Grigory Pasko's legal team extends its complaint to the European Court on Human Rights. When handling the case, the Court will have to deal with a large catalogue of human rights violations.

Grigory Pasko’s legal representatives has extended his complaint to the European Court of Human Rights in Strasbourg. The extention is a result of a co-ordination of the application submitted by Bellona on December 24, 2002 and an application submitted by the Moscow-based International Protection Centre on April 23, 2001.
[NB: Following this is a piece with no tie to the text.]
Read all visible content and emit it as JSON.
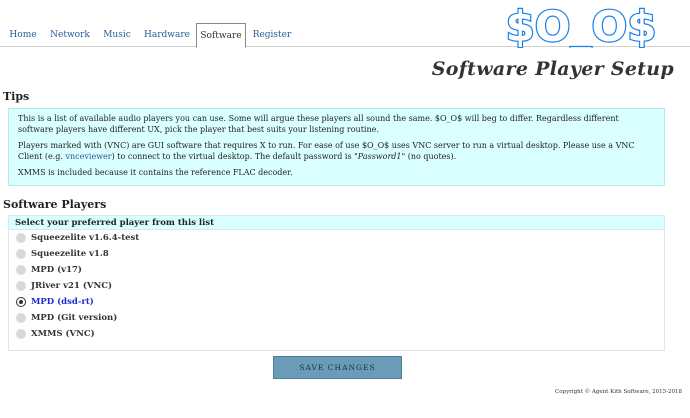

As a result of the co-ordination, complaints under Article 3 and 5 of the European Convention on Human Rights, have been added to the complaints made in Bellona’s application, which were related to violations of Article 6, 7 and 10 of the Convention.

Catalogue of violations
Based on the submitted materials, the Strasbourg Court is requested to hold that the following catalogue of violations occured throughout the Russian authorities’ handling of the Pasko-case:

– Article 3: Pasko was subject to degrading treatment while being kept in pretrial detention in 1998 and 1999;
– Article 5 (4), cf. 5 (3): the Russian courts carried out no proper review of the lawfulness of his detention in that period;
– Article 6 (1): The charges were not determined within a reasonable time;
– Article 6 (1): Pasko’s right to a fair trial was not respected, as the principles of equality of arms and adversarial proceedings were not adhered to;
– Article 6 (1), cf. 6 (3) b: Pasko did not get adequate time and facilities for the preparation of his defence;
– Article 6 (2): Pasko’s right to be presumed innocent were violated through statements made by high ranking navy officials throughout the proceedings;
– Article 6, cf. article 14: the conviction is based on illegally obtained evidence;
– Article 7: The Conviction is based on retroactive use and extensive interpretation of the Criminal law;
– Article 10: The criminal proceedings against Pasko constitutes a violation of his right to freedom of expression.

It is at the time of writing hard to estimate when the Strasbourg Court will start its examination of these complaints. Because of the Court’s huge workload and the dimensions of Pasko’s complaint, there is, however, reason to believe that the case will not be settled on the merits before in 2005.